Environmental economists who do CGE modeling continue to introduce a damage parameter such that the damage to the capital stock is a deterministic function of a polynomial of global average temperature.
As shown in the author's equation (2), the capital stock of an economy next period can be written as:
K_t+1 = (1-Damage)*(1-Depreciation)*K_t + Investment_t
Intuitively, if you own a valuable asset at time t, this asset will depreciate a little over the course of the year and due to climate change it will suffer some damage and so your asset position at the start of the next year reflects this negative adjustment of your original asset position (that it suffers depreciation and climate damage) and then you can offset this by investing more in the asset.
Norhaus and Dietz and Stern write out the Damage function = f(Temperature).
This deterministic f() and time invariant function is written at a point in time as:
Damage_t = 1 - 1/(1+ b1*Temperature + b2*temperature*temperature)
What I don't like about this approach is the lack of serious discussion that b1 and b2 converge to zero over time. The whole adaptation micro-foundational approach as discussed in my Climatopolis book and in the work of economists such as Richard Tol and by Desmet and Rossi-Hansberg is that the economy reorganizes itself in anticipation of climate change so that that b1 and b2 converge to zero. This reorganization is not costless but it is taking place and it isn't modeled in this mechanical and deterministic set of equations.
The point of Greenstone et. al. is that over the 20th century in the U.S that b1 and b2 have converged to zero for urban activity. Given that the vast bulk of U.S GNP is based on urban activity this highlights how the temperature impact on our economy has shrunk over time.
This research approach violates the Lucas Critique as reduced form parameters are treated as structural parameters. A more rigorous and scientific research program would be to explicitly link b1 and b2 to real investments in the economy and to the spatial organization of economic activity. Such investments occur under uncertainty but under the expectation that we have incentives to reorganize economic activity.
The existing Nordhaus model appears to ignore the rational expectations hypothesis. The agents in the model should be able to solve out for the expected future damage costs because they know the posited damage function of how temperature maps into damage to capital and they know how GDP growth maps into temperature growth. Anticipating future damage to the capital stock under the status quo policy should nudge forward looking investors to seek out investments that are less risk and in my spatial setting are on "higher ground".
Intuitively, if you expect to face a 30% tax in 10 years on capital (because of Mother Nature not the IRS), if you continue to invest in the same old assets (i.e. coastal housing) that you have always invested in --- then you have strong incentives to seek out less risky assets to invest in.

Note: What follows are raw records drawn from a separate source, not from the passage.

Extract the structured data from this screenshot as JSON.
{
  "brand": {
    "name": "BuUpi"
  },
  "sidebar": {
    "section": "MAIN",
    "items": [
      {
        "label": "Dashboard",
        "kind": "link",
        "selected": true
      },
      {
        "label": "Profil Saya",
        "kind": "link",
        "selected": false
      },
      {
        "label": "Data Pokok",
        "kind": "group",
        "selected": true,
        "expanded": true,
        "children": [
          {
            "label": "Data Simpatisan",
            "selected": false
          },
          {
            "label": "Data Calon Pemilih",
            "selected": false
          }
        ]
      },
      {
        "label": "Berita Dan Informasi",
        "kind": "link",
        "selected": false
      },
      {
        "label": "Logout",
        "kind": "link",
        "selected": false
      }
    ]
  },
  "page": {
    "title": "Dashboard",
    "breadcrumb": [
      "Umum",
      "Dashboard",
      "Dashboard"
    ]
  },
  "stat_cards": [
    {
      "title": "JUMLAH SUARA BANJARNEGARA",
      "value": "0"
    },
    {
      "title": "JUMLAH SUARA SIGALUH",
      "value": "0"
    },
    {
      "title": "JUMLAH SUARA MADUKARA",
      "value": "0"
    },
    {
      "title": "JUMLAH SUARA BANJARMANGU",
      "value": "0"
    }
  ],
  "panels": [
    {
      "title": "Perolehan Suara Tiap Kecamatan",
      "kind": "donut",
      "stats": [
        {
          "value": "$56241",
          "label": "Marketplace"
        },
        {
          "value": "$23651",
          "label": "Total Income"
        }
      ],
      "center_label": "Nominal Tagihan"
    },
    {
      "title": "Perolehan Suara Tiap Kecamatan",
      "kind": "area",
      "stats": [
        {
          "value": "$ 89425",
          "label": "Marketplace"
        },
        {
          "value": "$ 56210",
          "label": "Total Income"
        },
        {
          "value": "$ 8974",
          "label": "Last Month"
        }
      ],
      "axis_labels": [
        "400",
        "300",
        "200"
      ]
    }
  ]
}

In my model, investors can substitute away from capital along the coast and now seek out projects on "higher ground". The introduction of cities into these models would completely change the damage equation presented above and highlights that it is not a structural relationship and thus any predictions based on such a equation are likely to be of low value. Instead, today's damage function is highly likely to be an upper-bound on future damage because of the constant re-organization of the economy to reduce the impact of temperature on our quality of life.